Christine: My biggest worries for Hannah are simply societal acceptance and true, genuine friendships. I want her to have the same opportunities as her typical peers; sports, clubs, jobs, etc. My hopes and dreams for Hannah are that she finds those true, lasting friendships, and that she wants to/can live independently from us. Cincinnati has proven to be an amazing, supportive community for those with Down syndrome. There are SO many families here in the Ds community and I hope we all stay tight and our kids grow up together. It’s good to have a tribe who “get it” and you can lean on.

Miggy: Now for a lighter question, I’m a big believer in seeing the humor in life and learning to laugh, so have you ever had any funny conversations/moments you never imagined due to your special needs situations?

Christine: As daunting as a g-tube sounds--and it was at first--I can laugh now at it's benefits. Hannah had a tonsillectomy earlier this year and we had to administer endless pain medicine to her--if she still had a g-tube, we wouldn't have to fight so hard to get the meds in! Also, just recently I laughed at myself for taking advantage of Hannah's small stature. She easily passed as a 3-year-old and got on a hayride for free. It probably sounds terrible, but a lot of Ds Moms are able to see the advantage of a smaller child : ) 
Miggy: How can people best approach or respond to Hannah? Is there something you wish other people knew so as to avoid awkward or hurtful situations? 

Christine: Just treat her as you would any other four year old! She may not seem like she understands you, but she always surprises us. I think one question to always avoid is “Is he/she high functioning?” Down syndrome isn’t a spectrum. Every person has his/her own strengths and weaknesses. The attributes of Down syndrome can be more or less apparent in each individual. Another tip is to not use the term “Downs” - most families in North America feel that is slang. Use person-first language; “Hannah, who happens to have Down syndrome,...” Not, “Downs’ kids.” Our kids are individuals; their diagnosis does not define them.

Miggy: Are there some ideas you once had about having a child with special needs that have since changed now that you're actually a special needs mom?

Christine: My initial thoughts were that we would cease seeing friends or enjoying life at all. Totally not true. We don't see friends because we're just a busy family with two school-aged kids (haha!). No, but we do everything any other family does. I think the only difference is looking out for my daughter’s best interest and becoming her cheerleader and advocate.
Miggy: What is the biggest lesson you’ve learned since becoming Hannah's mom?

Christine: PATIENCE, strength, acceptance and gratitude. Climbing over any diagnosis, dealing with multiple surgeries, and making sure your child is set up for success is hard and tiring. People constantly tell me “I don't know how you do it. I couldn't do what you're doing.” B.S. Yes you could--any parent will tighten their bootstraps for their child. You just forge ahead. You accept your child for who they are and you just naturally love them.

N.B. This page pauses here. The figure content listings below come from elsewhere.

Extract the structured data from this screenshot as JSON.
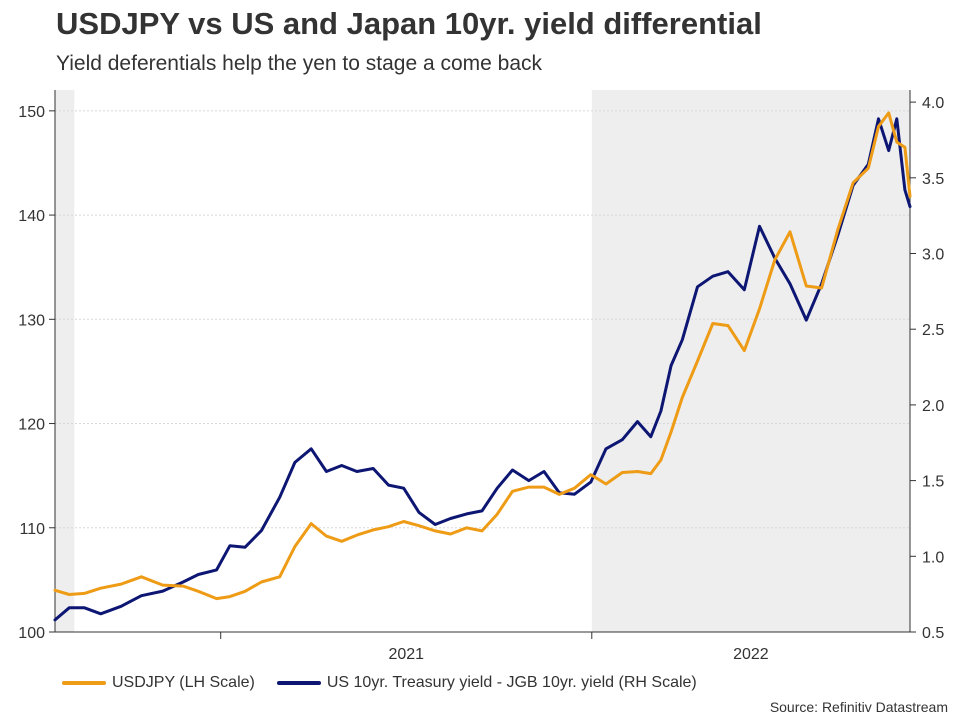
{
  "title": "USDJPY vs US and Japan 10yr. yield differential",
  "subtitle": "Yield deferentials help the yen to stage a come back",
  "source": "Source: Refinitiv Datastream",
  "colors": {
    "usdjpy": "#ee9b16",
    "spread": "#0d1773",
    "shade": "#eeeeee"
  },
  "chart_data": {
    "type": "line",
    "x_ticks": [
      "2021",
      "2022"
    ],
    "left_axis": {
      "ylim": [
        100,
        152
      ],
      "ticks": [
        100,
        110,
        120,
        130,
        140,
        150
      ]
    },
    "right_axis": {
      "ylim": [
        0.5,
        4.08
      ],
      "ticks": [
        "0.5",
        "1.0",
        "1.5",
        "2.0",
        "2.5",
        "3.0",
        "3.5",
        "4.0"
      ]
    },
    "xlim": [
      "2020-07-22",
      "2022-11-10"
    ],
    "shaded_periods": [
      [
        "2020-07-22",
        "2020-08-10"
      ],
      [
        "2022-01-01",
        "2022-11-10"
      ]
    ],
    "grid": "horizontal",
    "legend_position": "bottom",
    "series": [
      {
        "name": "USDJPY (LH Scale)",
        "axis": "left",
        "x": [
          "2020-07-22",
          "2020-08-05",
          "2020-08-20",
          "2020-09-05",
          "2020-09-25",
          "2020-10-15",
          "2020-11-05",
          "2020-11-25",
          "2020-12-10",
          "2020-12-28",
          "2021-01-10",
          "2021-01-25",
          "2021-02-10",
          "2021-02-28",
          "2021-03-15",
          "2021-03-31",
          "2021-04-15",
          "2021-04-30",
          "2021-05-15",
          "2021-05-31",
          "2021-06-15",
          "2021-06-30",
          "2021-07-15",
          "2021-07-31",
          "2021-08-15",
          "2021-08-31",
          "2021-09-15",
          "2021-09-30",
          "2021-10-15",
          "2021-10-31",
          "2021-11-15",
          "2021-11-30",
          "2021-12-15",
          "2021-12-31",
          "2022-01-15",
          "2022-01-31",
          "2022-02-15",
          "2022-02-28",
          "2022-03-10",
          "2022-03-20",
          "2022-03-31",
          "2022-04-15",
          "2022-04-30",
          "2022-05-15",
          "2022-05-31",
          "2022-06-15",
          "2022-06-30",
          "2022-07-15",
          "2022-07-31",
          "2022-08-15",
          "2022-08-31",
          "2022-09-15",
          "2022-09-30",
          "2022-10-10",
          "2022-10-20",
          "2022-10-28",
          "2022-11-05",
          "2022-11-10"
        ],
        "values": [
          104.0,
          103.6,
          103.7,
          104.2,
          104.6,
          105.3,
          104.5,
          104.4,
          103.9,
          103.2,
          103.4,
          103.9,
          104.8,
          105.3,
          108.2,
          110.4,
          109.2,
          108.7,
          109.3,
          109.8,
          110.1,
          110.6,
          110.2,
          109.7,
          109.4,
          110.0,
          109.7,
          111.3,
          113.5,
          113.9,
          113.9,
          113.2,
          113.8,
          115.1,
          114.2,
          115.3,
          115.4,
          115.2,
          116.5,
          119.2,
          122.5,
          126.0,
          129.6,
          129.4,
          127.0,
          131.0,
          135.7,
          138.4,
          133.2,
          133.0,
          138.6,
          143.1,
          144.5,
          148.5,
          149.8,
          147.0,
          146.5,
          141.8
        ]
      },
      {
        "name": "US 10yr. Treasury yield - JGB 10yr. yield (RH Scale)",
        "axis": "right",
        "x": [
          "2020-07-22",
          "2020-08-05",
          "2020-08-20",
          "2020-09-05",
          "2020-09-25",
          "2020-10-15",
          "2020-11-05",
          "2020-11-25",
          "2020-12-10",
          "2020-12-28",
          "2021-01-10",
          "2021-01-25",
          "2021-02-10",
          "2021-02-28",
          "2021-03-15",
          "2021-03-31",
          "2021-04-15",
          "2021-04-30",
          "2021-05-15",
          "2021-05-31",
          "2021-06-15",
          "2021-06-30",
          "2021-07-15",
          "2021-07-31",
          "2021-08-15",
          "2021-08-31",
          "2021-09-15",
          "2021-09-30",
          "2021-10-15",
          "2021-10-31",
          "2021-11-15",
          "2021-11-30",
          "2021-12-15",
          "2021-12-31",
          "2022-01-15",
          "2022-01-31",
          "2022-02-15",
          "2022-02-28",
          "2022-03-10",
          "2022-03-20",
          "2022-03-31",
          "2022-04-15",
          "2022-04-30",
          "2022-05-15",
          "2022-05-31",
          "2022-06-15",
          "2022-06-30",
          "2022-07-15",
          "2022-07-31",
          "2022-08-15",
          "2022-08-31",
          "2022-09-15",
          "2022-09-30",
          "2022-10-10",
          "2022-10-20",
          "2022-10-28",
          "2022-11-05",
          "2022-11-10"
        ],
        "values": [
          0.58,
          0.66,
          0.66,
          0.62,
          0.67,
          0.74,
          0.77,
          0.83,
          0.88,
          0.91,
          1.07,
          1.06,
          1.17,
          1.39,
          1.62,
          1.71,
          1.56,
          1.6,
          1.56,
          1.58,
          1.47,
          1.45,
          1.29,
          1.21,
          1.25,
          1.28,
          1.3,
          1.45,
          1.57,
          1.5,
          1.56,
          1.42,
          1.41,
          1.49,
          1.71,
          1.77,
          1.89,
          1.79,
          1.96,
          2.26,
          2.43,
          2.78,
          2.85,
          2.88,
          2.76,
          3.18,
          2.97,
          2.8,
          2.56,
          2.8,
          3.12,
          3.45,
          3.59,
          3.89,
          3.68,
          3.89,
          3.42,
          3.31
        ]
      }
    ]
  }
}
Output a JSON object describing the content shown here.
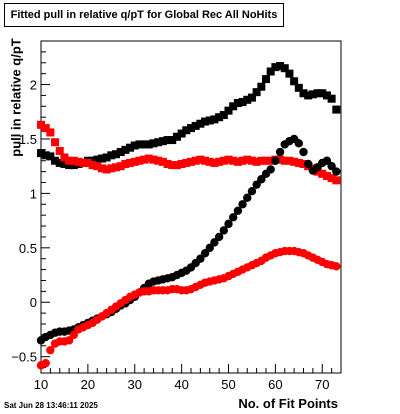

There are difficult times, but the good is *really* good because your kids has to try three times harder. It's not the path any of us would have chosen, but darn it, it's a beautiful one.

Christine, I had to laugh because yes! there have been many times I've missed Lamp's g-tube over the years. It was so easy to give her medicine and to keep her hydrated when she was sick! I remember thinking, "Geeze, every baby should come with a g-tube." This line struck me, "You accept your child for who they are and you just naturally love them." It can really be as simple as that. It is the same love we offer our typical children, our family and other loved ones. Thanks for the reminder Christine. And I hope one day we run into each other! In the meantime give your beautiful girls a squeeze from me.